Covariance and Correlation
When two random variables, X and Y, are not independent.
The covariance between the two is defined by:
Cov(X,Y) = E[(X-E(X))(Y-E(Y))]
Descrite: sum(x)sum(y) (x - mue sub x)(y - mue sub y)P(X = x, Y = y)
Continuous: ∫(-inf, inf)∫(-inf, inf)(x- mue sub x)(y- mue sub y)f(x,y)dxdy
mue sub x = sum(x)P(X = x) // the mean
The last bit on those two are the joint density function.
If both variables tend to deviate in the same direction, the covariance will be positive. If the opisite is true, then the covariance will be negative. If they are not strongly linearly related, the covariance will be near 0.

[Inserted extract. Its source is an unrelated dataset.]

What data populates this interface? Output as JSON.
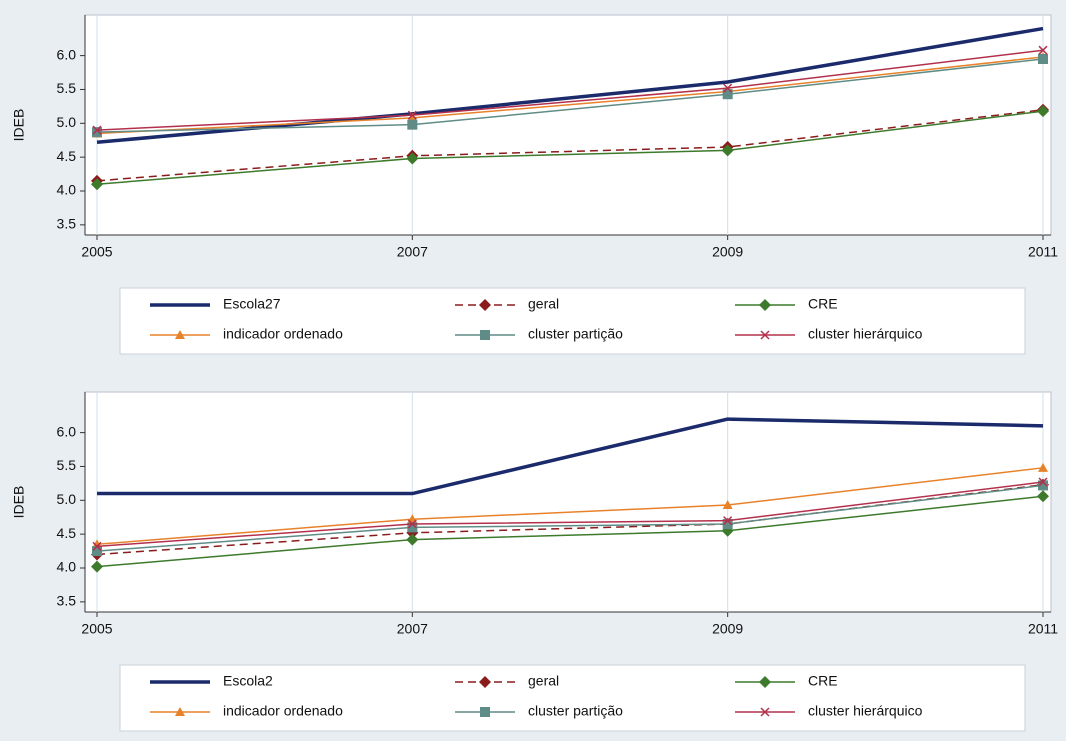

Computational formula for covariance
Cov(X,Y) = E(XY) - E(X)E(Y)
Other formulas for real numbers a and b:
E(aX + bY) = aE(X) + bE(Y)
V(zX + bY) = a^2V(X) + b^2V(Y)+2abCov(X,Y)
Correlation Coefficient
Scaled covariance - the correlation is always between -1 and 1.
Notation: Cor(X,Y) or 𝓅X,Y
Cor(X,Y) = Cov(X,Y)/standard_div(x)standard_div(y)
If Y = aX + b
:
Cor(X,Y) = {
1 if a > 0
-1 if a < 0
}
Independence
Recall, X and Y are independent if P(X=x, Y=y)=P(X=x)P(Y=y)
If X and Y are independent:
Cov(X,Y) = 0
Cor(X,Y) = 0
However if the covariance of two vars is 0, you cannot conclude they are independent.